The NGO Human Rights Watch (HRW), which specializes in monitoring the international humanitarian situation, has denounced on Sunday that the Egyptian authorities have arrested in recent days dozens of people who have called for demonstrations and restricted their right to protest in the days leading up to the COP27 climate summit in the tourist resort of Sharm el Sheikh.
There, authorities have ordered cameras to be placed in all cabs in the area for security agencies to monitor passengers and drivers, and implemented an «unduly complex» registration process designed, according to HRW, to limit public participation in the summit.

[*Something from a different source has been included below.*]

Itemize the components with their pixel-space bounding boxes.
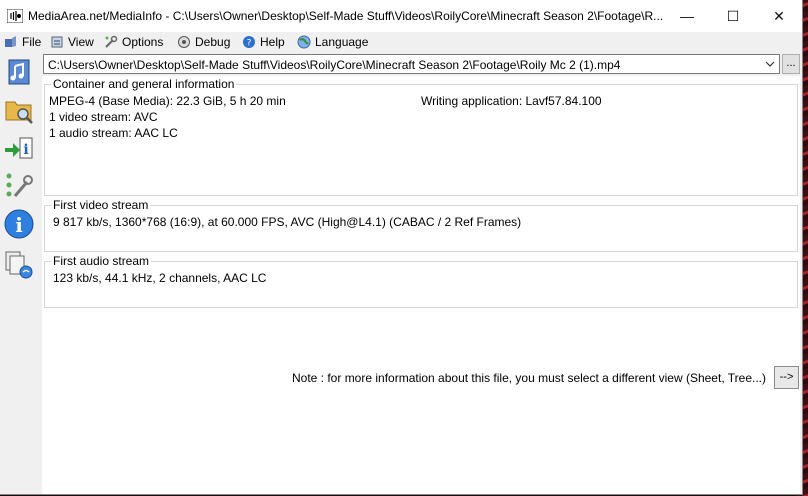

For HRW’s deputy director for the Middle East and North Africa, Adam Coogle, «it is clear that the Egyptian government» led by former military coup leader Abdelfatá al Sisi «has no intention of relaxing its abusive security measures or allowing freedom of expression or assembly».
Among the arrests, HRW highlights that of Indian climate change activist Ajit Rajagopal as he was about to undertake an eight-day march from Cairo to Sharm el-Sheikh. Rajagopal was released the following day after international criticism.
The governor of South Sinai province, Khaled Fouda, has warned that security forces will only allow rallies in designated area away from the summit. «No one who is not registered will be allowed in,» he told Sada al Balad television late last month.
Demonstrations must be held with 36 hours’ notice in the areas closest to the summit and with 48 hours’ notice elsewhere in the city, and only between 10 a.m. and 5 p.m. Participants must be properly identified.
HRW also recalls that the Egyptian government requires all attendees to download an application that collects personal information and requires access to the camera, microphone and location service of the cell phone. «A lot of data,» the group notes, «that raises concerns about participants’ right to privacy.»
The NGO recalls that international law guarantees everyone the right to free, active and meaningful participation in public affairs at international, national, regional and local levels. The right to participation, it adds, is inextricably linked to other human rights such as the right to peaceful assembly and association and freedom of expression.
«Arresting Egyptians simply for calling for protests a few days before the COP is not only a violation of freedom of expression and assembly, it is also a direct message to COP participants to stay in line,» Coogle has reiterated.